Hello Everyone!
I'm sitting in a McDonald's in Pretoria, South Africa where Wifi is very hard to come by. The home we are staying at has no internet access so I'm sorry for the lack of updates lately. But we are all alive and well!
Our time in South Africa has been an important time for our team but it is nothing of what we expected. The ministry we have partnered with, BEAM Africa, is known to use their teams to help teach life skill classes to the youth, spend time with the children, and contribute to the mentoring program that they have in place in the townships of Pretoria. But BEAM Africa is currently in a very hard transitional season, and many of their ministry sites are no longer what they used to be. Long story short, we aren't ministering to the kids that we thought we would be ministering to. Instead we have been helping our hosts, Erika and Louis Lingenfelder (two amazing people), with anything and everything they need. We have also been helping at the church in Mamelodi with changes in their external structure. The church is looking to impact their community more and more, so they have been taking the steps needed to do exactly that. I've been learning that the South Africans my age in the church work very hard. And as I was talking to the Pastor of the church he told me that this generation, his younger men, are picking up lazy tendencies. "They don't want to put in the work anymore, they rather just hang out." It made me wonder what his thoughts would be on my generation back home.
We're currently setting the foundation for two large structures we are adding to the church property. Over here in Africa there aren't many machines that do the field work for you. It is all done by hand. All the digging, plowing, cement making, it's done by hand. Yesterday I had to flatten the ground with a stamper to make the ground nice and hard in preparation for the new additions. "You never want a flimsy foundation. Make sure you pound the ground until it is as solid as rock" Pastor Ezekiel told me. So I did. In the scorching sun, with my blistered hands, I pounded the ground over and over, knowing that the hard work would eventually create a strong foundation. After hours of hard work, we had the ground strong enough to lay the structure on.
It has sort of been like this with the six of us World Racers. We've been setting the foundation as a team knowing that we can't afford to have one that is flimsy these next 10 months. Due to the lack of Instagram and Facebook distractions, we've had great team discussions. There is something profoundly valuable when like minded people gather around a table, share a meal, and talk about important things. No phones, no emails, no Netflix, just each other. The six of us have been sharing our lives, our fears, our motives (good and bad), our desires, our passions, our hesitancies and our joys. We've been having many hard talks that we know we need to have in order to make that ground nice and hard. We don't do that very much today though. It's hard. It's tiring. It's uncomfortable at times. If we have an issue or a differing opinion with someone, we just choose other people to hang out with that are more like us. But I'm learning that this trip is not just about learning to love the people I serve cross culturally, but also learning to love the people I serve with.
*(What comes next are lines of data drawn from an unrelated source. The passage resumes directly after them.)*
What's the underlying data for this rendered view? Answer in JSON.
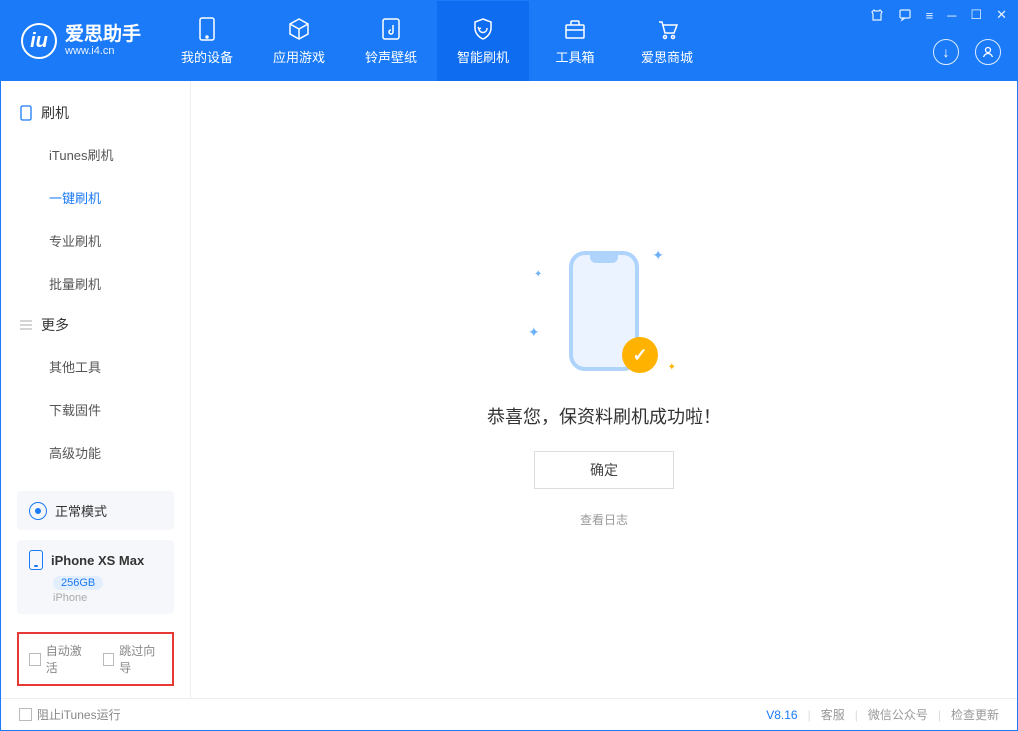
{
  "app": {
    "name": "爱思助手",
    "url": "www.i4.cn"
  },
  "nav": [
    {
      "label": "我的设备"
    },
    {
      "label": "应用游戏"
    },
    {
      "label": "铃声壁纸"
    },
    {
      "label": "智能刷机"
    },
    {
      "label": "工具箱"
    },
    {
      "label": "爱思商城"
    }
  ],
  "sidebar": {
    "section1": {
      "title": "刷机",
      "items": [
        "iTunes刷机",
        "一键刷机",
        "专业刷机",
        "批量刷机"
      ]
    },
    "section2": {
      "title": "更多",
      "items": [
        "其他工具",
        "下载固件",
        "高级功能"
      ]
    }
  },
  "device_status": "正常模式",
  "device": {
    "name": "iPhone XS Max",
    "capacity": "256GB",
    "type": "iPhone"
  },
  "options": {
    "auto_activate": "自动激活",
    "skip_guide": "跳过向导"
  },
  "main": {
    "message": "恭喜您，保资料刷机成功啦！",
    "confirm": "确定",
    "view_log": "查看日志"
  },
  "footer": {
    "block_itunes": "阻止iTunes运行",
    "version": "V8.16",
    "support": "客服",
    "wechat": "微信公众号",
    "update": "检查更新"
  }
}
Even more, serving the very people I serve with. Now imagine a church who was determined to love the people they served AND the people they served with no matter what (it so often seems to be one or the other). A church whose foundation was set on the strong love of Christ and the promises of our Father. I believe that a church and a people like that can surely shake the flimsy foundation that the empty promises of this world currently standing on.
Eight more days in South Africa, then we head out to Swaziland. Thank you for all of your prayers so far. Times ahead will surely be rough, so please keep them coming. I know it will be the power of your prayers that will refresh my soul when the temptation to complain and quit comes. Love you all!